# Git Integration

Git(opens new window) is a distributed version control system for personal and collaborative projects. It is widely used in programming but can also be applied to other non-tech files, including REAM files.

This section is not a tutorial on Git, but to showcase what a workflow is like when using REAM and Git without (too many) technical terminologies.

# Example

For this example, we want to collect every country's population and GDP for the year 2019. At the first phase of the data collection process, we focus on two countries: Afghanistan and Albania.

We start by creating a template for data.md:

# Dataset

## Country
- name: Afghanistan
- pop: %
- GDP: %

## Country
- name: Albania
- pop: %
- GDP: %

## Country
- name: Algeria
- pop: %
- GDP: %

and save a snapshot of it. This snapshot is known as a commit.

Your two collaborators, Alice and Bob, specializes in Asia and Europe respectively and are tasked to collect data for corresponding region. Each of them download a copy of the data.md file, to their own branches, and work on the files separately.

Now there are three copies of the same file in three different branches: master, alice and bob.

Git-1

Note all three share the same color, implying that their contents are identical.

Alice adds the relevant information into data.md in the alice branch, and commit the changes:

# Dataset

## Country
- name: Afghanistan
- pop: $38041754$
- GDP: $1901353830$

## Country
- name: Albania
- pop: %
- GDP: %

## Country
- name: Algeria
- pop: %
- GDP: %

Git-2

Similarly, Bob adds the relevant information and commit the changes:

# Dataset

## Country
- name: Afghanistan
- pop: %
- GDP: %

## Country
- name: Albania
- pop: $2854191$
- GDP: $15278077450$

## Country
- name: Algeria
- pop: %
- GDP: %

Git-3

Note that neither Alice nor Bob is able to see the changes committed in the other branch.

To update the master branch, Alice and Bob have to request the changes to be pulled to the master branch. Such requests are called pull requests.

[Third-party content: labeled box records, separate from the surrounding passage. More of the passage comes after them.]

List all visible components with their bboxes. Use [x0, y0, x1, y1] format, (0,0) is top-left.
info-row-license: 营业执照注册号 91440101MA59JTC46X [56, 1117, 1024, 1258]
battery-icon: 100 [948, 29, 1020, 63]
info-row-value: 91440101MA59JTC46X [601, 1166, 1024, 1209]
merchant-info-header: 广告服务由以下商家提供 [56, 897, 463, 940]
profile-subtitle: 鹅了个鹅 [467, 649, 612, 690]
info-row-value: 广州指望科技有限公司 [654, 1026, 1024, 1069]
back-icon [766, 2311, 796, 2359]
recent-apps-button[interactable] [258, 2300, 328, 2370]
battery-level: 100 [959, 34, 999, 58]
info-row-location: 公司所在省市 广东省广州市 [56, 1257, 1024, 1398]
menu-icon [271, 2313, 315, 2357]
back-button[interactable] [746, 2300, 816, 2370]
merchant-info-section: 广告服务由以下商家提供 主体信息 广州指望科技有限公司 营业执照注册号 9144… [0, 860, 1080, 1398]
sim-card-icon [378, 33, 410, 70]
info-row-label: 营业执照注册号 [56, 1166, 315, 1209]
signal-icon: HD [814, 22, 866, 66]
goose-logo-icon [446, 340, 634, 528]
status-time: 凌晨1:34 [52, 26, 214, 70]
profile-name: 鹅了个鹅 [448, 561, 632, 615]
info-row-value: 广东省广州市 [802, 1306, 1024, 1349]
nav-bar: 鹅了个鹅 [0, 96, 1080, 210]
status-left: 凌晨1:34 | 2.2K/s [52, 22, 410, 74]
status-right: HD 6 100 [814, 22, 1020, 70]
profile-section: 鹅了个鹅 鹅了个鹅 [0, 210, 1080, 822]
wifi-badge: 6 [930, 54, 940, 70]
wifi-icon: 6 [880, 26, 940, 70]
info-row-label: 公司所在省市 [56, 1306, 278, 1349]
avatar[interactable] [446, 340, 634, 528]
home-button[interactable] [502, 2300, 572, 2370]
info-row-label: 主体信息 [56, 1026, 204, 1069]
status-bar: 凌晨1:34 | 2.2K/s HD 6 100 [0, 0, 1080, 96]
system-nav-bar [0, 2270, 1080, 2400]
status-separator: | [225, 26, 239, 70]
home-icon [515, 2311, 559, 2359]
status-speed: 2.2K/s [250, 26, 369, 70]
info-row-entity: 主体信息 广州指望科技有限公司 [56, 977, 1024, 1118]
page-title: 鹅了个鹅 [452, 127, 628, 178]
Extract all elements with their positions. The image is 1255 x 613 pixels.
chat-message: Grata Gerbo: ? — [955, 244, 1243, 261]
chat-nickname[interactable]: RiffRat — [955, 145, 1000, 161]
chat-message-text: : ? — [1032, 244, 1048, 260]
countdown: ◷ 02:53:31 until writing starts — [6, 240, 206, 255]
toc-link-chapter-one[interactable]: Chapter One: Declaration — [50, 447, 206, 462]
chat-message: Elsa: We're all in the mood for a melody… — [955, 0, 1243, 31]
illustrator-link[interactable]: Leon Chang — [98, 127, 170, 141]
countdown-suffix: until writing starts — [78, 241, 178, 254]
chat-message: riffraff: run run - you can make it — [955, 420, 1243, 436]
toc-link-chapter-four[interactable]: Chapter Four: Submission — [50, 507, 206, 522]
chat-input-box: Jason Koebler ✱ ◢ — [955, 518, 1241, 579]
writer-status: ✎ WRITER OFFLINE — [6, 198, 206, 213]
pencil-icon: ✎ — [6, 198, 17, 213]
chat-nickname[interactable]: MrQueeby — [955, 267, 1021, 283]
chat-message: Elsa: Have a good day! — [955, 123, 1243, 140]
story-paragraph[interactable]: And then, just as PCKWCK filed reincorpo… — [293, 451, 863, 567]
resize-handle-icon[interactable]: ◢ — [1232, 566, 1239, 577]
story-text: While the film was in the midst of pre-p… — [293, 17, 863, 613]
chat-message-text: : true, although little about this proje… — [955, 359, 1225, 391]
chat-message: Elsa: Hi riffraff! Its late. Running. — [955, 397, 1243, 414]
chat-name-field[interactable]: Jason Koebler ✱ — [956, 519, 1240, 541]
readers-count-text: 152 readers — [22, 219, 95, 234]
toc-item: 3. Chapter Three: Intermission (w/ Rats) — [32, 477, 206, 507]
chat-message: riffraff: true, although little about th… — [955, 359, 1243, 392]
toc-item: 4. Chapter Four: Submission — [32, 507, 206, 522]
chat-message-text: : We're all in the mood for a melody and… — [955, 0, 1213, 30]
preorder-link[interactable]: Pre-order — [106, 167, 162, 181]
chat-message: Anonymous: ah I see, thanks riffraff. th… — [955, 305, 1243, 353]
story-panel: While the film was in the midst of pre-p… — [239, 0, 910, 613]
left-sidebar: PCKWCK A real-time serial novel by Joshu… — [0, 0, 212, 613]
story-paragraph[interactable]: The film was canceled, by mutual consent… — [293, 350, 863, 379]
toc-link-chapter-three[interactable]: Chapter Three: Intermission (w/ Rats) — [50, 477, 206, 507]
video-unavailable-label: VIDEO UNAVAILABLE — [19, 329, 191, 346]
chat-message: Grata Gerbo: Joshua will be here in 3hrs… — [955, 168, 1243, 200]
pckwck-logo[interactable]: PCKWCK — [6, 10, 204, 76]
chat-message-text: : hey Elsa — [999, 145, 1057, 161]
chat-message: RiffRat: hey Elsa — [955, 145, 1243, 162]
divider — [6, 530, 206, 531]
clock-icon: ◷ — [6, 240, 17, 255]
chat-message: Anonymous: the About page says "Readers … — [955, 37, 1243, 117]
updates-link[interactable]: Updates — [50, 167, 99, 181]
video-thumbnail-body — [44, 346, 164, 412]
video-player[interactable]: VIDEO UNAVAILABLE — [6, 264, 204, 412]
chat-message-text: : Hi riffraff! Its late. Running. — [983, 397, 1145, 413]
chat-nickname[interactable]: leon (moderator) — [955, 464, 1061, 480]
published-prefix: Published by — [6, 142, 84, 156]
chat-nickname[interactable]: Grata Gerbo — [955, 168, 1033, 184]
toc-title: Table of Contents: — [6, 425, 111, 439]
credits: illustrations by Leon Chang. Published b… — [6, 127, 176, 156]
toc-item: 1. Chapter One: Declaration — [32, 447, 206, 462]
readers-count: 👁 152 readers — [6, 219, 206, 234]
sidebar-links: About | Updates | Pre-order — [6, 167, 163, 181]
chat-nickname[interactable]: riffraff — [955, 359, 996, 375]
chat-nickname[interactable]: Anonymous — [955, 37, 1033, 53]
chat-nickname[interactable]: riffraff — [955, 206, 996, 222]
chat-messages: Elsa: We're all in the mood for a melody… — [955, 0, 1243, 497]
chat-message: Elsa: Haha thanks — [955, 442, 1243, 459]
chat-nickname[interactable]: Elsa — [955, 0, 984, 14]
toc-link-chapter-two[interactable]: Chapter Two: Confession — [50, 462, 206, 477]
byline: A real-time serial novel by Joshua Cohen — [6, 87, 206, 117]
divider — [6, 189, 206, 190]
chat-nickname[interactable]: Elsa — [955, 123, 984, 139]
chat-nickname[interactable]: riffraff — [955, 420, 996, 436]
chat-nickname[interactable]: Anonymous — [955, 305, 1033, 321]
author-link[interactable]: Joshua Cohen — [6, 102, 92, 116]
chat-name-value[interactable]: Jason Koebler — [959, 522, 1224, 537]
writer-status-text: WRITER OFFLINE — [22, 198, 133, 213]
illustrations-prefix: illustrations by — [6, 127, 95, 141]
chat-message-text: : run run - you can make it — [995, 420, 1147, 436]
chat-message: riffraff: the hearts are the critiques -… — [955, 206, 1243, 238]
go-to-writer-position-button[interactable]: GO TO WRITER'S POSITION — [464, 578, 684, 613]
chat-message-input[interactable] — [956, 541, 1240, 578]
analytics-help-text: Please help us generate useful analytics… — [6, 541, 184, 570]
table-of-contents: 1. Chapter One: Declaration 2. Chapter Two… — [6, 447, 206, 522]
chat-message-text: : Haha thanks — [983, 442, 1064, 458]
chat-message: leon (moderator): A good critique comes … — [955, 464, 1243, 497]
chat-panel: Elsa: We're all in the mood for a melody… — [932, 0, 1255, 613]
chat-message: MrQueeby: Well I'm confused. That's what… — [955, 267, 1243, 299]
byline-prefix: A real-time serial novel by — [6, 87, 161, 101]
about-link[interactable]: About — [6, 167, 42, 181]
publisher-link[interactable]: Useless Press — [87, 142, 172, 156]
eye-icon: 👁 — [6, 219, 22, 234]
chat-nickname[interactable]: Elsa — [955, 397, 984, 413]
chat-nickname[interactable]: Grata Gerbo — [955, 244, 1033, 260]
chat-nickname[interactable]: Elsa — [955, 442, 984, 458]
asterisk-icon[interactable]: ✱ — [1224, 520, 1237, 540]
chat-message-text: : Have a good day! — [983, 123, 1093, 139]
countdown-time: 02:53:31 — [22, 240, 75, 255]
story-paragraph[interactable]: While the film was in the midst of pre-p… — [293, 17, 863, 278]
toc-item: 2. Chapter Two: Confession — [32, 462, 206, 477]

The master branch first merges the changes committed in bob.

# Dataset

## Country
- name: Afghanistan
- pop: %
- GDP: %

## Country
- name: Albania
- pop: $2854191$
- GDP: $15278077450$

## Country
- name: Algeria
- pop: %
- GDP: %

Git-4

Then merges the changes committed in alice. The first phase is now complete, and is tagged as version v0.1.

# Dataset

## Country
- name: Afghanistan
- pop: $38041754$
- GDP: $1901353830$

## Country
- name: Albania
- pop: $2854191$
- GDP: $15278077450$

## Country
- name: Algeria
- pop: %
- GDP: %

Git-5

To keep their branches updated with master, Alice and Bob need to rebase their branches to master.

Git-6

And the cycle goes on.

Instead of having multiple version of the same file (data_matser.md, data_alice.md, data_bob.md, data_alice_1.md, data_bob_1.md, data_master_v0.1.md), you have one data.md file with a clean linear history.